Hikayeye göre Hatçe isminde bir güzel kadın köyün meydanındaki duvarında çift oluklu pınar bulunan bir evde oturur. Türküde sözü geçen pınar bu pınardır.
Hatçe güzel ve alımlı bir köy güzelidir. Köyün çobanı Hatça’ya gönlünü kaptırır. O da çobanı sever. Ne var ki Hatçe evlidir. . Kader onları bir türlü bir araya getirmemiştir. Her ne kadar olumsuzluklar çok olsa da aşklarına engel olamazlar ve bir zaman sonra birlikte kaçmaya karar verirler. Çobanla birlikte kaçarak Antalya’ya yerleşirler. Yaklaşık 5 ay sonra yakın bir köyde (Kayış) de buna benzer bir olay gerçekleşir ve İbrahim CAN isimli mahalli sanatçı bu türküyü yakar.

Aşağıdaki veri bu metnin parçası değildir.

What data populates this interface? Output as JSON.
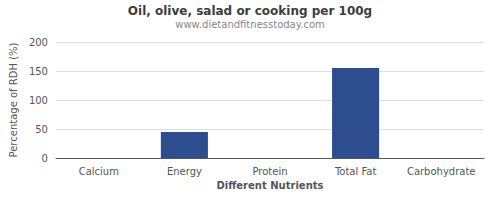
{
  "chart_data": {
    "type": "bar",
    "title": "Oil, olive, salad or cooking per 100g",
    "subtitle": "www.dietandfitnesstoday.com",
    "xlabel": "Different Nutrients",
    "ylabel": "Percentage of RDH (%)",
    "categories": [
      "Calcium",
      "Energy",
      "Protein",
      "Total Fat",
      "Carbohydrate"
    ],
    "values": [
      0,
      45,
      0,
      155,
      0
    ],
    "color": "#2e4d8e",
    "ylim": [
      0,
      200
    ],
    "yticks": [
      0,
      50,
      100,
      150,
      200
    ],
    "grid": true
  }
}
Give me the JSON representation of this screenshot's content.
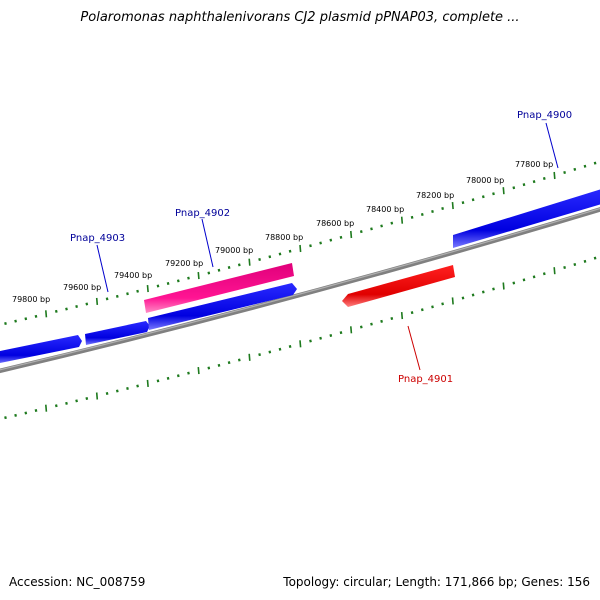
{
  "title": "Polaromonas naphthalenivorans CJ2 plasmid pPNAP03, complete ...",
  "footer": {
    "accession": "Accession: NC_008759",
    "summary": "Topology: circular; Length: 171,866 bp; Genes: 156"
  },
  "colors": {
    "backbone": "#808080",
    "ruler_ticks": "#1e7a1e",
    "forward_gene": "#0000ff",
    "reverse_gene": "#ff0000",
    "highlight_gene": "#ff1493",
    "forward_label": "#000099",
    "reverse_label": "#cc0000"
  },
  "ruler_labels": [
    "77800 bp",
    "78000 bp",
    "78200 bp",
    "78400 bp",
    "78600 bp",
    "78800 bp",
    "79000 bp",
    "79200 bp",
    "79400 bp",
    "79600 bp",
    "79800 bp"
  ],
  "gene_labels": [
    "Pnap_4900",
    "Pnap_4901",
    "Pnap_4902",
    "Pnap_4903"
  ]
}
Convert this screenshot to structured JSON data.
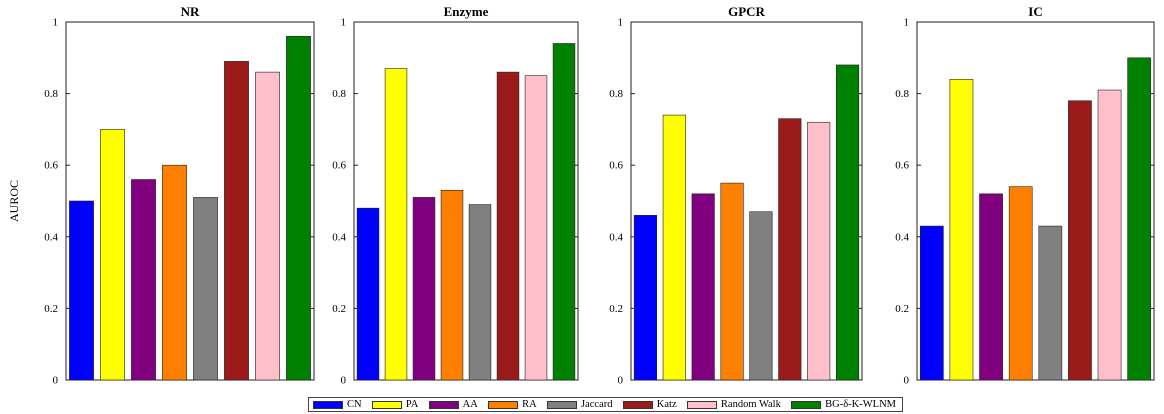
{
  "chart_data": [
    {
      "type": "bar",
      "title": "NR",
      "ylabel": "AUROC",
      "ylim": [
        0,
        1
      ],
      "yticks": [
        "0",
        "0.2",
        "0.4",
        "0.6",
        "0.8",
        "1"
      ],
      "categories": [
        "CN",
        "PA",
        "AA",
        "RA",
        "Jaccard",
        "Katz",
        "Random Walk",
        "BG-δ-K-WLNM"
      ],
      "values": [
        0.5,
        0.7,
        0.56,
        0.6,
        0.51,
        0.89,
        0.86,
        0.96
      ]
    },
    {
      "type": "bar",
      "title": "Enzyme",
      "ylabel": "",
      "ylim": [
        0,
        1
      ],
      "yticks": [
        "0",
        "0.2",
        "0.4",
        "0.6",
        "0.8",
        "1"
      ],
      "categories": [
        "CN",
        "PA",
        "AA",
        "RA",
        "Jaccard",
        "Katz",
        "Random Walk",
        "BG-δ-K-WLNM"
      ],
      "values": [
        0.48,
        0.87,
        0.51,
        0.53,
        0.49,
        0.86,
        0.85,
        0.94
      ]
    },
    {
      "type": "bar",
      "title": "GPCR",
      "ylabel": "",
      "ylim": [
        0,
        1
      ],
      "yticks": [
        "0",
        "0.2",
        "0.4",
        "0.6",
        "0.8",
        "1"
      ],
      "categories": [
        "CN",
        "PA",
        "AA",
        "RA",
        "Jaccard",
        "Katz",
        "Random Walk",
        "BG-δ-K-WLNM"
      ],
      "values": [
        0.46,
        0.74,
        0.52,
        0.55,
        0.47,
        0.73,
        0.72,
        0.88
      ]
    },
    {
      "type": "bar",
      "title": "IC",
      "ylabel": "",
      "ylim": [
        0,
        1
      ],
      "yticks": [
        "0",
        "0.2",
        "0.4",
        "0.6",
        "0.8",
        "1"
      ],
      "categories": [
        "CN",
        "PA",
        "AA",
        "RA",
        "Jaccard",
        "Katz",
        "Random Walk",
        "BG-δ-K-WLNM"
      ],
      "values": [
        0.43,
        0.84,
        0.52,
        0.54,
        0.43,
        0.78,
        0.81,
        0.9
      ]
    }
  ],
  "legend": {
    "placement": "bottom-center",
    "items": [
      {
        "label": "CN",
        "color": "#0000ff"
      },
      {
        "label": "PA",
        "color": "#ffff00"
      },
      {
        "label": "AA",
        "color": "#800080"
      },
      {
        "label": "RA",
        "color": "#ff7f00"
      },
      {
        "label": "Jaccard",
        "color": "#808080"
      },
      {
        "label": "Katz",
        "color": "#9b1b1b"
      },
      {
        "label": "Random Walk",
        "color": "#ffc0cb"
      },
      {
        "label": "BG-δ-K-WLNM",
        "color": "#008000"
      }
    ]
  },
  "grid": false
}
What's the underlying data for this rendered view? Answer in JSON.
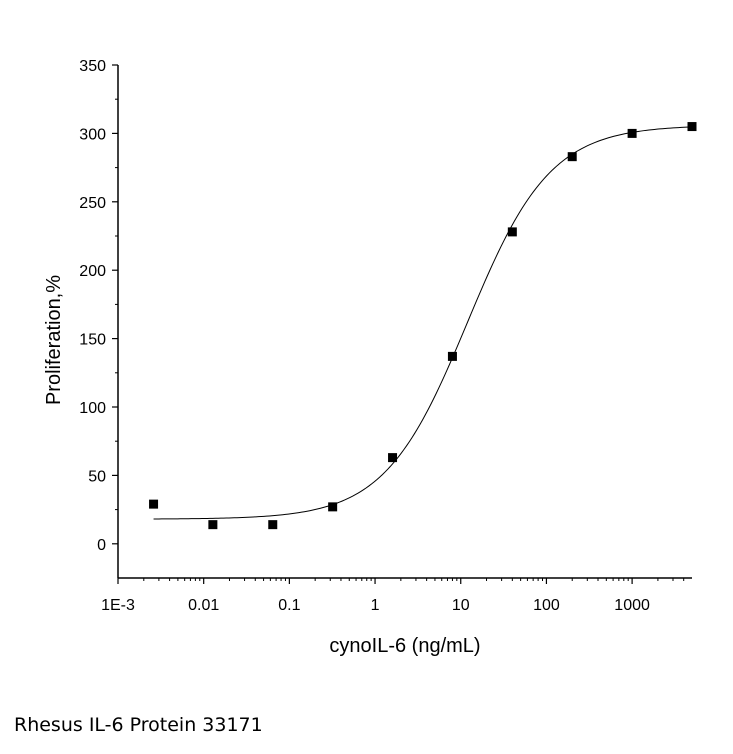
{
  "caption": "Rhesus IL-6 Protein 33171",
  "chart_data": {
    "type": "scatter",
    "xlabel": "cynoIL-6 (ng/mL)",
    "ylabel": "Proliferation,%",
    "x_scale": "log",
    "xlim": [
      0.001,
      5000
    ],
    "ylim": [
      -25,
      350
    ],
    "x_ticks": [
      {
        "value": 0.001,
        "label": "1E-3"
      },
      {
        "value": 0.01,
        "label": "0.01"
      },
      {
        "value": 0.1,
        "label": "0.1"
      },
      {
        "value": 1,
        "label": "1"
      },
      {
        "value": 10,
        "label": "10"
      },
      {
        "value": 100,
        "label": "100"
      },
      {
        "value": 1000,
        "label": "1000"
      }
    ],
    "y_ticks": [
      0,
      50,
      100,
      150,
      200,
      250,
      300,
      350
    ],
    "grid": false,
    "legend": "none",
    "series": [
      {
        "type": "scatter",
        "marker": "square",
        "x": [
          0.0026,
          0.0128,
          0.064,
          0.32,
          1.6,
          8,
          40,
          200,
          1000,
          5000
        ],
        "y": [
          29,
          14,
          14,
          27,
          63,
          137,
          228,
          283,
          300,
          305
        ]
      },
      {
        "type": "line",
        "fit": "logistic",
        "bottom": 18,
        "top": 306,
        "ec50": 12,
        "hill": 0.9,
        "x_range": [
          0.0026,
          5000
        ]
      }
    ]
  }
}
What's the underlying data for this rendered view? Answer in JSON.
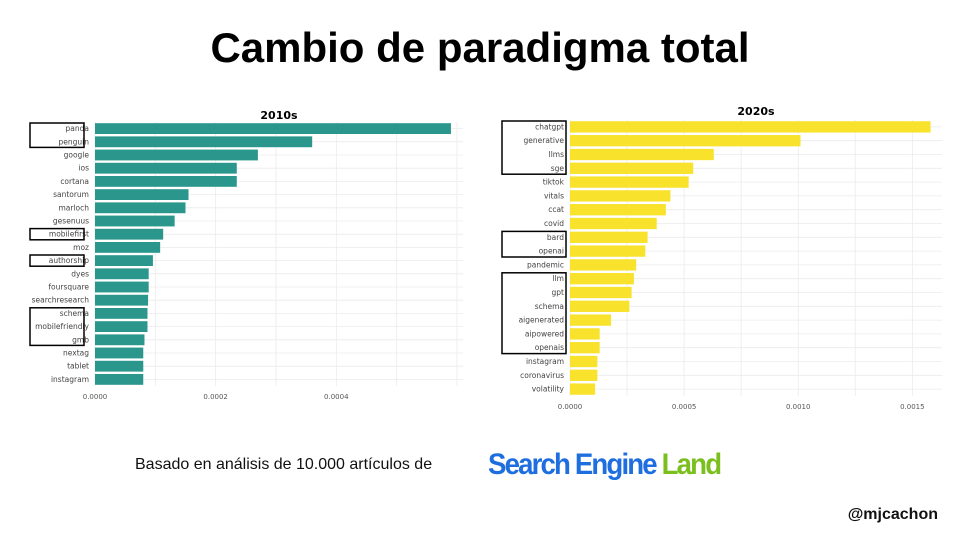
{
  "slide": {
    "title": "Cambio de paradigma total",
    "footer_text": "Basado en análisis de 10.000 artículos de",
    "logo_part1": "Search Engine",
    "logo_part2": "Land",
    "handle": "@mjcachon"
  },
  "colors": {
    "bar_2010s": "#2a968c",
    "bar_2020s": "#f8e22c",
    "grid": "#ebebeb"
  },
  "chart_data": [
    {
      "type": "bar",
      "orientation": "horizontal",
      "title": "2010s",
      "categories": [
        "panda",
        "penguin",
        "google",
        "ios",
        "cortana",
        "santorum",
        "marloch",
        "gesenuus",
        "mobilefirst",
        "moz",
        "authorship",
        "dyes",
        "foursquare",
        "searchresearch",
        "schema",
        "mobilefriendly",
        "gmb",
        "nextag",
        "tablet",
        "instagram"
      ],
      "values": [
        0.00059,
        0.00036,
        0.00027,
        0.000235,
        0.000235,
        0.000155,
        0.00015,
        0.000132,
        0.000113,
        0.000108,
        9.6e-05,
        8.9e-05,
        8.9e-05,
        8.8e-05,
        8.7e-05,
        8.7e-05,
        8.2e-05,
        8e-05,
        8e-05,
        8e-05
      ],
      "highlighted_groups": [
        [
          "panda",
          "penguin"
        ],
        [
          "mobilefirst"
        ],
        [
          "authorship"
        ],
        [
          "schema",
          "mobilefriendly",
          "gmb"
        ]
      ],
      "xlim": [
        0,
        0.00061
      ],
      "x_ticks": [
        "0.0000",
        "0.0002",
        "0.0004"
      ],
      "x_tick_values": [
        0,
        0.0002,
        0.0004
      ],
      "grid": true
    },
    {
      "type": "bar",
      "orientation": "horizontal",
      "title": "2020s",
      "categories": [
        "chatgpt",
        "generative",
        "llms",
        "sge",
        "tiktok",
        "vitals",
        "ccat",
        "covid",
        "bard",
        "openai",
        "pandemic",
        "llm",
        "gpt",
        "schema",
        "aigenerated",
        "aipowered",
        "openais",
        "instagram",
        "coronavirus",
        "volatility"
      ],
      "values": [
        0.00158,
        0.00101,
        0.00063,
        0.00054,
        0.00052,
        0.00044,
        0.00042,
        0.00038,
        0.00034,
        0.00033,
        0.00029,
        0.00028,
        0.00027,
        0.00026,
        0.00018,
        0.00013,
        0.00013,
        0.00012,
        0.00012,
        0.00011
      ],
      "highlighted_groups": [
        [
          "chatgpt",
          "generative",
          "llms",
          "sge"
        ],
        [
          "bard",
          "openai"
        ],
        [
          "llm",
          "gpt",
          "schema",
          "aigenerated",
          "aipowered",
          "openais"
        ]
      ],
      "xlim": [
        0,
        0.00163
      ],
      "x_ticks": [
        "0.0000",
        "0.0005",
        "0.0010",
        "0.0015"
      ],
      "x_tick_values": [
        0,
        0.0005,
        0.001,
        0.0015
      ],
      "grid": true
    }
  ]
}
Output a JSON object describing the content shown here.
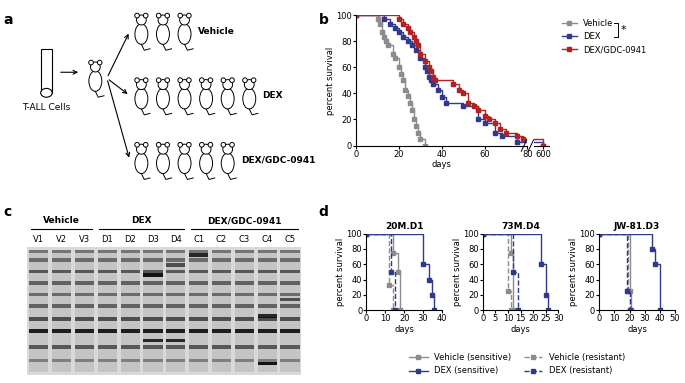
{
  "panel_labels": [
    "a",
    "b",
    "c",
    "d"
  ],
  "diagram": {
    "source": "T-ALL Cells",
    "groups": [
      {
        "label": "Vehicle",
        "mice": 3
      },
      {
        "label": "DEX",
        "mice": 6
      },
      {
        "label": "DEX/GDC-0941",
        "mice": 5
      }
    ]
  },
  "gel": {
    "groups": [
      {
        "name": "Vehicle",
        "lanes": [
          "V1",
          "V2",
          "V3"
        ]
      },
      {
        "name": "DEX",
        "lanes": [
          "D1",
          "D2",
          "D3",
          "D4"
        ]
      },
      {
        "name": "DEX/GDC-0941",
        "lanes": [
          "C1",
          "C2",
          "C3",
          "C4",
          "C5"
        ]
      }
    ]
  },
  "chart_data": [
    {
      "type": "step",
      "xlabel": "days",
      "ylabel": "percent survival",
      "xlim": [
        0,
        80
      ],
      "xticks": [
        0,
        20,
        40,
        60,
        80
      ],
      "x2lim": [
        585,
        610
      ],
      "x2ticks": [
        600
      ],
      "ylim": [
        0,
        100
      ],
      "yticks": [
        0,
        20,
        40,
        60,
        80,
        100
      ],
      "legend": "upper right",
      "annotation": "*",
      "series": [
        {
          "name": "Vehicle",
          "color": "#8c8c8c",
          "line_style": "solid",
          "marker": "square",
          "x": [
            0,
            10,
            11,
            12,
            13,
            14,
            15,
            17,
            18,
            20,
            21,
            22,
            23,
            24,
            25,
            26,
            27,
            28,
            29,
            30,
            32
          ],
          "values": [
            100,
            97,
            93,
            87,
            83,
            80,
            77,
            70,
            67,
            60,
            55,
            50,
            43,
            38,
            33,
            27,
            20,
            15,
            10,
            5,
            0
          ]
        },
        {
          "name": "DEX",
          "color": "#2e3a8c",
          "line_style": "solid",
          "marker": "square",
          "x": [
            0,
            13,
            16,
            18,
            20,
            22,
            24,
            26,
            28,
            30,
            32,
            33,
            34,
            35,
            36,
            38,
            40,
            42,
            50,
            57,
            60,
            65,
            68,
            75,
            600
          ],
          "values": [
            100,
            97,
            93,
            90,
            87,
            83,
            80,
            77,
            73,
            67,
            60,
            57,
            53,
            50,
            47,
            43,
            37,
            33,
            30,
            20,
            17,
            10,
            7,
            3,
            0
          ]
        },
        {
          "name": "DEX/GDC-0941",
          "color": "#b22222",
          "line_style": "solid",
          "marker": "square",
          "x": [
            0,
            20,
            22,
            24,
            25,
            27,
            28,
            29,
            30,
            32,
            34,
            35,
            36,
            37,
            45,
            48,
            50,
            52,
            55,
            57,
            60,
            62,
            65,
            67,
            70,
            75,
            78,
            600
          ],
          "values": [
            100,
            97,
            93,
            90,
            87,
            83,
            80,
            77,
            70,
            65,
            60,
            57,
            53,
            50,
            47,
            43,
            40,
            33,
            30,
            27,
            23,
            20,
            17,
            13,
            10,
            7,
            5,
            0
          ]
        }
      ]
    },
    {
      "type": "step",
      "title": "20M.D1",
      "xlabel": "days",
      "ylabel": "percent survival",
      "xlim": [
        0,
        40
      ],
      "xticks": [
        0,
        10,
        20,
        30,
        40
      ],
      "ylim": [
        0,
        100
      ],
      "yticks": [
        0,
        20,
        40,
        60,
        80,
        100
      ],
      "legend": "lower center",
      "series": [
        {
          "name": "Vehicle (sensitive)",
          "color": "#8c8c8c",
          "line_style": "solid",
          "marker": "square",
          "x": [
            0,
            14,
            17,
            18
          ],
          "values": [
            100,
            75,
            50,
            0
          ]
        },
        {
          "name": "DEX (sensitive)",
          "color": "#2e3a8c",
          "line_style": "solid",
          "marker": "square",
          "x": [
            0,
            30,
            33,
            35,
            36
          ],
          "values": [
            100,
            60,
            40,
            20,
            0
          ]
        },
        {
          "name": "Vehicle (resistant)",
          "color": "#8c8c8c",
          "line_style": "dashed",
          "marker": "square",
          "x": [
            0,
            12,
            14
          ],
          "values": [
            100,
            33,
            0
          ]
        },
        {
          "name": "DEX (resistant)",
          "color": "#2e3a8c",
          "line_style": "dashed",
          "marker": "square",
          "x": [
            0,
            13,
            15
          ],
          "values": [
            100,
            50,
            0
          ]
        }
      ]
    },
    {
      "type": "step",
      "title": "73M.D4",
      "xlabel": "days",
      "ylabel": "percent survival",
      "xlim": [
        0,
        30
      ],
      "xticks": [
        0,
        5,
        10,
        15,
        20,
        25,
        30
      ],
      "ylim": [
        0,
        100
      ],
      "yticks": [
        0,
        20,
        40,
        60,
        80,
        100
      ],
      "series": [
        {
          "name": "Vehicle (sensitive)",
          "color": "#8c8c8c",
          "line_style": "solid",
          "marker": "square",
          "x": [
            0,
            11,
            12
          ],
          "values": [
            100,
            75,
            0
          ]
        },
        {
          "name": "DEX (sensitive)",
          "color": "#2e3a8c",
          "line_style": "solid",
          "marker": "square",
          "x": [
            0,
            23,
            25,
            26
          ],
          "values": [
            100,
            60,
            20,
            0
          ]
        },
        {
          "name": "Vehicle (resistant)",
          "color": "#8c8c8c",
          "line_style": "dashed",
          "marker": "square",
          "x": [
            0,
            10,
            11
          ],
          "values": [
            100,
            25,
            0
          ]
        },
        {
          "name": "DEX (resistant)",
          "color": "#2e3a8c",
          "line_style": "dashed",
          "marker": "square",
          "x": [
            0,
            12,
            14
          ],
          "values": [
            100,
            50,
            0
          ]
        }
      ]
    },
    {
      "type": "step",
      "title": "JW-81.D3",
      "xlabel": "days",
      "ylabel": "percent survival",
      "xlim": [
        0,
        50
      ],
      "xticks": [
        0,
        10,
        20,
        30,
        40,
        50
      ],
      "ylim": [
        0,
        100
      ],
      "yticks": [
        0,
        20,
        40,
        60,
        80,
        100
      ],
      "series": [
        {
          "name": "Vehicle (sensitive)",
          "color": "#8c8c8c",
          "line_style": "solid",
          "marker": "square",
          "x": [
            0,
            20,
            21
          ],
          "values": [
            100,
            25,
            0
          ]
        },
        {
          "name": "DEX (sensitive)",
          "color": "#2e3a8c",
          "line_style": "solid",
          "marker": "square",
          "x": [
            0,
            35,
            37,
            40
          ],
          "values": [
            100,
            80,
            60,
            0
          ]
        },
        {
          "name": "Vehicle (resistant)",
          "color": "#8c8c8c",
          "line_style": "dashed",
          "marker": "square",
          "x": [
            0,
            19,
            20
          ],
          "values": [
            100,
            25,
            0
          ]
        },
        {
          "name": "DEX (resistant)",
          "color": "#2e3a8c",
          "line_style": "dashed",
          "marker": "square",
          "x": [
            0,
            18,
            20
          ],
          "values": [
            100,
            25,
            0
          ]
        }
      ]
    }
  ]
}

Türkü’nün Orjinal Sözleri:
Evlerinin önünde pınarlar harlar
Hatçam çıkmış pencereye ay gibi parlar
Ben Hatça’yı yitirdim de dumanalı dağlar
Gözlerimin pınarları durmadan çağlar
Ovalara duman çökmüş göremedin mi
A kız kendi saçını öremedin mi
Alçaklara karlar yağmış yükseklere buz
Gel sarılalım gaçalım ince belli kız
Denizin dibinde Hatçam demirden evler
Ak gerdanın altında da çiftedir benler
O kınalı parmaklar da o beyaz eller
Yolcuyu yolundan eyleyen dilber
Dalga dalga dalga dalga dalgalanıyor
Hatçayı görenler sevdalanıyor
Üçünü de beşini de Hatçam onuna
Ben de yandım Hatça’mın basma donuna
Yüce dağ başına Hatçam ekin ekilmez
Yağmur yağmayınca Hatçam kökü sökülmez
Ellerin köyünde Hatçam kahır çekilmez
Doldur ağıları içelim Hatçam
Varman kızlar varman kirli çobana
Çoban evde durmaz gider yabana
Ovalara duman çökmüş göremedin mi
Akız kendi saçını öremedin mi
Arvallı dedikleri bir büyük şehir
Şehir oldu bana her zaman zehir
Çok dediler arkadaşlar yar senin değil
Doldur ağıları içelim Hatçam
Yüce dağ başında Hatçam harmanın mı var
Harmanı kaldırmaya dermanın mı var
Hatçam beni öldürmeye fermanın mı var
Doldur ağıları içelim Hatçam
Yöre: Burdur Derleyen: Mehmet ERENLER
ahlaksız adamlara türkü yakmışlar Allahım yaa
ahlaksızlar için değil, türküler aşıklar için yakılmış. evlilik yapay bir kurumdur, insan uydurmasıdır, aşk ise doğaldır, sınır tanımaz. doğa her konuda insana galip gelir. evli demek aşık demek değildir. gönüllü evliliğe eyvallah ama hiç kimse toplum istiyor diye devlet istiyor diye evlenmesin, yoksa yasak aşk yaşayabilir ve çok mutsuz olur, başkalarını da mutsuz eder.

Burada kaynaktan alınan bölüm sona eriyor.